Technical guidelines for future intensity-duration-frequency curve estimation in Canada

Intensity-duration-frequency (IDF) curves need to be reliable to serve as a relevant tool in preventing or reducing potential damage to society. This often requires accounting for the effect of climate change due to evidence of its effect on extreme precipitation. There is a large number of approaches for IDF curve estimation under climate change in the literature; however, a general framework with practical guidelines for facilitating their application by practitioners is not readily available. The aim of the present study is to provide practical guidelines and recommendations for helping federal and provincial agencies, as well as others who might produce practice guidelines, to develop standardized procedures for the estimation of future IDF curves in Canada that can then be used by practitioners in infrastructure design, management and risk assessment.

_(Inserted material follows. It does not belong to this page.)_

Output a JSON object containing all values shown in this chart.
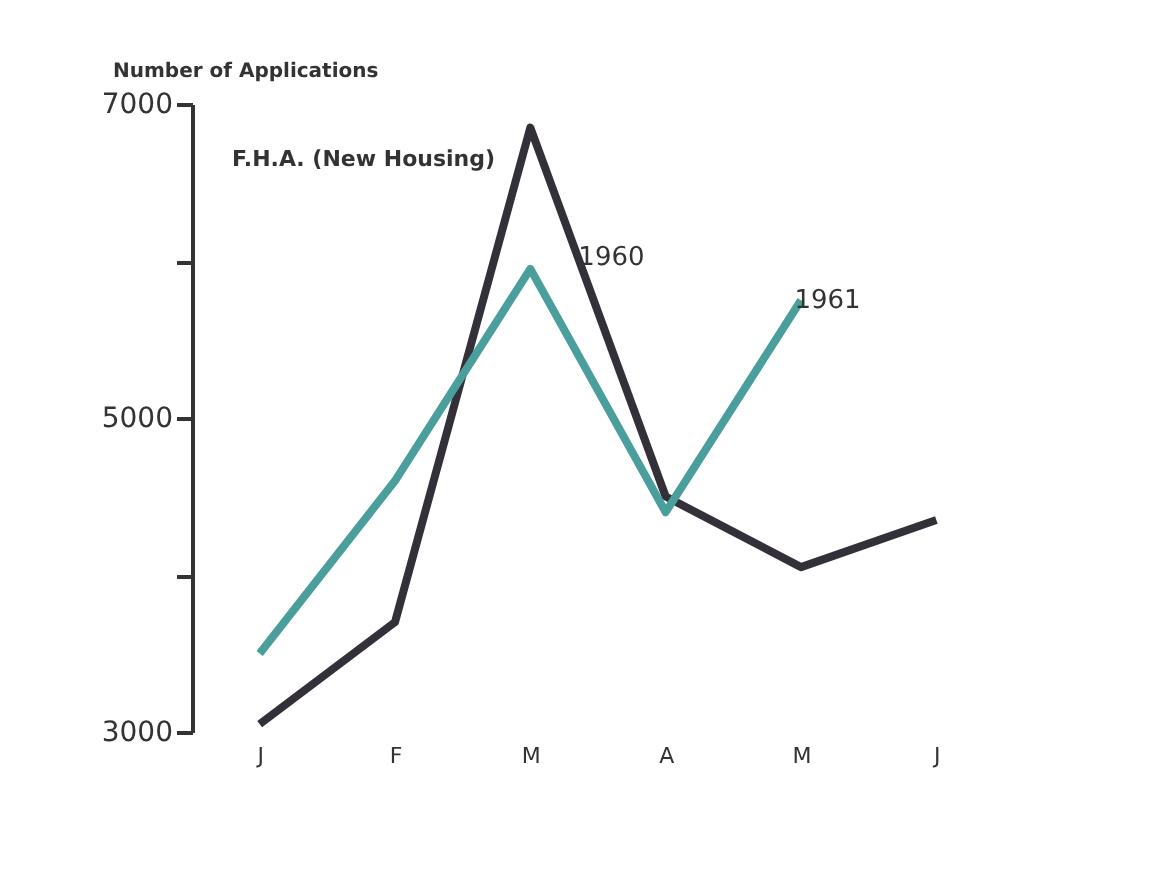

This is done by gathering and summarizing findings in rainfall frequency analysis from the Canadian FloodNet Research Group, under a practically oriented perspective. Technical recommendations are presented within a methodological framework to facilitate understanding; decision-making procedure-specific flowcharts are provided to facilitate their application. The proposed methodological framework is based on the use of pooled frequency analysis for reasonable estimation of extreme rainfall intensities, and on the estimation of gridded relative changes for IDF updates under climate change following different approaches depending on rain gauge network density. In particular, three methods that do not compete against each other but rather are different methodologies to be applied depending on the case study are proposed: pooled estimation of extreme rainfall in Canada (Method I), gridded relative changes in 24-h extreme rainfall intensities in Canada (Method II) and gridded relative changes in 24-h and sub-daily extreme rainfall intensities in regions of Canada with a relatively high station density (Method III).